Brasil e Chile concluem negociações para acordo de livre comércio

Acordo deve ser assinado ainda este ano e vai contribuir para impulsionar fluxos de comércio e investimento entre os países

Lu Aiko Otta, O Estado de S.Paulo

21 de outubro de 2018 | 11h53

BRASÍLIA – Brasil e Chile concluíram na noite de sexta-feira as negociações para um acordo de livre comércio, que deverá ser assinado ainda este ano. É um avanço na estratégia do País de aprofundar relações com países da Aliança do Pacífico, do qual também fazem parte o México, a Colômbia e a Costa Rica.

O Chile é o segundo principal parceiro comercial do Brasil na região. No ano passado, a soma de exportações e importações chegou a US$ 8,5 bilhões. “O novo acordo contribuirá para impulsionar os fluxos de comércio e investimentos entre o Brasil e o Chile, nos setores tanto de bens quanto de serviços”, diz nota divulgada pelo Itamaraty. “Constituirá, ao mesmo tempo, um vetor de aproximação entre o Mercosul e a Aliança do Pacífico e de reforço da integração regional.”

Mercosul e Chile já tinham um acordo de complementação econômica desde 1996. Com base nele, as tarifas de importação no comércio bilateral já foram reduzidas a zero. 

No entanto, como o acordo era antigo, havia necessidade de atualizá-lo, segundo explicou em conversa recente com o Estado o ministro da Indústria, Comércio Exterior e Serviços, Marcos Jorge.

Segundo o Itamaraty, a nova versão incorpora 17 temas que não são tarifas de comércio. Um exemplo concreto é o fim da cobrança de roaming internacional para o trânsito de dados de telefonia móvel entre os dois países.

Essa é também a primeira vez que um acordo bilateral assume compromissos a respeito de comércio eletrônico, boas práticas regulatórias, transparência em medidas anticorrupção, cadeias regionais e globais de valor, gênero, meio ambiente e assuntos trabalhistas.
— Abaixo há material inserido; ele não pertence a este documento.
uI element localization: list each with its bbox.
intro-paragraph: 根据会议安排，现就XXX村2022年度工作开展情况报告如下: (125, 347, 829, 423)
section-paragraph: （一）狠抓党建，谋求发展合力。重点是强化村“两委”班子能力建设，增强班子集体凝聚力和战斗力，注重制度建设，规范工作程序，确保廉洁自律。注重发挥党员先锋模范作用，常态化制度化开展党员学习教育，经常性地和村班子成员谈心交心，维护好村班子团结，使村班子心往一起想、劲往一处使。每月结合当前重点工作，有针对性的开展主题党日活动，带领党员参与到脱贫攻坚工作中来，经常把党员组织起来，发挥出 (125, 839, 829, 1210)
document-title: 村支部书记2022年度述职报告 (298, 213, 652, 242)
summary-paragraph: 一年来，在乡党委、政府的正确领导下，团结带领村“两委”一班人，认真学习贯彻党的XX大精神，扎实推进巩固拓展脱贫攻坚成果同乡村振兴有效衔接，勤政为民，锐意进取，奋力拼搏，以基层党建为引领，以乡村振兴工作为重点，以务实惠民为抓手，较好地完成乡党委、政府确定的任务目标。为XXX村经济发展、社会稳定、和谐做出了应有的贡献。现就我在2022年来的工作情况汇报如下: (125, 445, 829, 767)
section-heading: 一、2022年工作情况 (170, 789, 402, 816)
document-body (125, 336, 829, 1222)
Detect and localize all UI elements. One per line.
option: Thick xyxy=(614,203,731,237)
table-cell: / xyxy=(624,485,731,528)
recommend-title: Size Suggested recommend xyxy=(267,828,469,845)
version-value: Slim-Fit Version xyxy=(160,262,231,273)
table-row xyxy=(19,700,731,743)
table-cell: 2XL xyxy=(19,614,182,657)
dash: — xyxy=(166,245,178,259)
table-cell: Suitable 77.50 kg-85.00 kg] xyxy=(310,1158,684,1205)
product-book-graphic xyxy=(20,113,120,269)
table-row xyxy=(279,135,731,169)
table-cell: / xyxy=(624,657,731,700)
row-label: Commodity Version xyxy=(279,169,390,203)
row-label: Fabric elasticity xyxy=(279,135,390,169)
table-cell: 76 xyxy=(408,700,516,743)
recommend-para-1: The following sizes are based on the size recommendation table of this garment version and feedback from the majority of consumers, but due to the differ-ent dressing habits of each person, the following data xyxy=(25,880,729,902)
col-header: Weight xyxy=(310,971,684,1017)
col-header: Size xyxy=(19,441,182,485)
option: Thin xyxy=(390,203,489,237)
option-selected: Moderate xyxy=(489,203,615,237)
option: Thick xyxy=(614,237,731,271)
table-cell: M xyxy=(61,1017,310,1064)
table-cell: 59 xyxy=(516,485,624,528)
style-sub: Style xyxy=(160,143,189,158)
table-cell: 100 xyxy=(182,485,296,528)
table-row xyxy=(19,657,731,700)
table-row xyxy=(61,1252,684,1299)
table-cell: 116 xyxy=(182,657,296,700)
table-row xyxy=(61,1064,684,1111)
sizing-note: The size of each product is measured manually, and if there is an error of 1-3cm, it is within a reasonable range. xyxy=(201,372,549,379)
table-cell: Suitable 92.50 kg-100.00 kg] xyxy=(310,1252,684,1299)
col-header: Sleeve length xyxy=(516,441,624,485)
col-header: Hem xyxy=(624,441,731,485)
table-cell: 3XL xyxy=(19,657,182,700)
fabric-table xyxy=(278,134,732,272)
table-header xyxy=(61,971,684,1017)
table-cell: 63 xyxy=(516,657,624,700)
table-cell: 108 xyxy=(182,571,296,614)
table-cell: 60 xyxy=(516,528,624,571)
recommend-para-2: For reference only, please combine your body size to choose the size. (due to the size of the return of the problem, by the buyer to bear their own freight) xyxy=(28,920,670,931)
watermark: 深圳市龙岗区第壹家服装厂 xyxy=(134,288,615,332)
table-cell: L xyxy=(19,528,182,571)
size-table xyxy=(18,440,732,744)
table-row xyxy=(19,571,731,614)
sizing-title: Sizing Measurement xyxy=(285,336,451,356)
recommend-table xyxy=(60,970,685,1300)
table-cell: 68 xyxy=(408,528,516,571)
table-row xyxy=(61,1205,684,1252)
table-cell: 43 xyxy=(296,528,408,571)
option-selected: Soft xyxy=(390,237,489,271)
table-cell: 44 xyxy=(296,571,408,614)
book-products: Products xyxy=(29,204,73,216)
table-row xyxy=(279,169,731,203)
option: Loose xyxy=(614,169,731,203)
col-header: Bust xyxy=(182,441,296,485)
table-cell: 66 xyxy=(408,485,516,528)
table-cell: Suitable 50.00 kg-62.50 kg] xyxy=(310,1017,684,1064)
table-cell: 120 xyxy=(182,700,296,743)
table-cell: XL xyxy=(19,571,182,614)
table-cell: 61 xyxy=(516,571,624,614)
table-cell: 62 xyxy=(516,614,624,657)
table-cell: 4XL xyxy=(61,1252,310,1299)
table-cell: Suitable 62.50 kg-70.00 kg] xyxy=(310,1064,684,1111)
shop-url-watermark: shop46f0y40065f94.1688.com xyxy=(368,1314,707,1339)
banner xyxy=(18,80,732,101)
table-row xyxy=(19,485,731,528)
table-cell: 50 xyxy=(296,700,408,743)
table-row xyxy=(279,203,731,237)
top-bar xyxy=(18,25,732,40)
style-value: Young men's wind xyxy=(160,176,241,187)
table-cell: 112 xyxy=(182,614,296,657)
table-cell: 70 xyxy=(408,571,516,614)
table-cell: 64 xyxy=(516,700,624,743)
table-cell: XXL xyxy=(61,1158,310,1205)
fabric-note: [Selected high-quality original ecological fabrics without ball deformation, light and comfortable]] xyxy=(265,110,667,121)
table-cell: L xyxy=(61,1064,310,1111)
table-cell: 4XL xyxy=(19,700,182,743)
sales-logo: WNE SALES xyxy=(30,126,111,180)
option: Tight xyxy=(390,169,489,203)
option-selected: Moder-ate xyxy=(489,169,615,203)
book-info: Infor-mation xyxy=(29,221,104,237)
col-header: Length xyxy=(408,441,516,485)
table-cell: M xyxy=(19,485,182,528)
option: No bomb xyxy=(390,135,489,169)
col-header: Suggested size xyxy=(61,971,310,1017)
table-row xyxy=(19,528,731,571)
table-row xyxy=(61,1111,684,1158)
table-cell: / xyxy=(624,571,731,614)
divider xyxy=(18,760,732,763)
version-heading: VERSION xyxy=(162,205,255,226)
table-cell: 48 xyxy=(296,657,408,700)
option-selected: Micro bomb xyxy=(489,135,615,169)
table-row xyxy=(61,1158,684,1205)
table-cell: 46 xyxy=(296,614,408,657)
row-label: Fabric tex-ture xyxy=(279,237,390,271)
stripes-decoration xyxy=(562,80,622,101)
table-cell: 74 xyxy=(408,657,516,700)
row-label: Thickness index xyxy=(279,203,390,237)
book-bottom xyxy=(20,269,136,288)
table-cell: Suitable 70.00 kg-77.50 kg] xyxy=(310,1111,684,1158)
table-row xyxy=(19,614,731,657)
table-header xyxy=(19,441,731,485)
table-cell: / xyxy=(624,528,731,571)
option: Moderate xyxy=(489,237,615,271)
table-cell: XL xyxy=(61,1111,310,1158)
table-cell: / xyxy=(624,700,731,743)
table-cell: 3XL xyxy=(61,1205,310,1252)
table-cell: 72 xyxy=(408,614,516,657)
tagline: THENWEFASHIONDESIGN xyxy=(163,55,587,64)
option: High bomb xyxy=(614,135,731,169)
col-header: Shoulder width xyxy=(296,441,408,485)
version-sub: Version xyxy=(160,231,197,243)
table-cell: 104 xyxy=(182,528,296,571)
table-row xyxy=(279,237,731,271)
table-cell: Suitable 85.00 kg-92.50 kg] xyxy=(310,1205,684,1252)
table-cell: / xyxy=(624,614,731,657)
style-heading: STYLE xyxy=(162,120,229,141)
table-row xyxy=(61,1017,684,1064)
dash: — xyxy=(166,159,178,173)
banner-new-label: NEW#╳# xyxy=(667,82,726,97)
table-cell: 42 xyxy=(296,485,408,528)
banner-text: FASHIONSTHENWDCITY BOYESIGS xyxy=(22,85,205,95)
A questão de gênero era um tema importante para o lado chileno. Assim, o acordo incorporou cláusulas destinadas a reduzir a desigualdade, como o estímulo às mulheres empreendedoras.

O novo acordo também incorpora dois compromissos assinados recentemente, que foram negociados de forma isolada. O primeiro é o protocolo de compras públicas, que garante às empresas do Mercosul a possibilidade de vender determinados itens às administrações públicas do Chile em igualdade de condições com as empresas locais, e vice-versa. 

O segundo é o Protocolo de Investimentos em Instituições Financeiras. Ele firma um compromisso em resolver problemas que os bancos possam ter, sem precisar recorrer a mediação internacional. O objetivo é aumentar a segurança jurídica. Bancos brasileiros têm forte presença no Chile. Por sua vez, o País é o principal destino dos investimentos chilenos na região, com estoque de US$ 31 bilhões.

As negociações desse novo acordo de livre comércio começaram há apenas seis meses, com a visita ao Brasil do presidente do Chile, Sebastián Piñera. Foram quatro rodadas de entendimentos.

O acordo com o Chile faz parte do que o ministro das Relações Exteriores, Aloysio Nunes, chama de retomada da vocação econômica do Mercosul. Com a chegada de Michel Temer à presidência da República, formou-se no bloco uma forte coincidência de objetivos no sentido de fortalecer a inserção dos países integrantes no comércio internacional. 

Estão sobre a mesa negociações de acordo com o Canadá, Cingapura, Coreia do Sul, Efta (Islândia, Liechtenstein, Noruega e Suíça) e a União Europeia, entre outros. Há conversas para iniciar também negociações com o Japão.

No sábado, o Estado publicou entrevista do deputado eleito pelo PSL de São Paulo Luiz Phillipe de Orléans e Bragança, no qual ele informa que, num eventual governo de Jair Bolsonaro, o Mercosul será revisto para verificar se cumpre seu objetivo original de ampliar o comércio. Do contrário, será substituído por um conjunto de acordos bilaterais.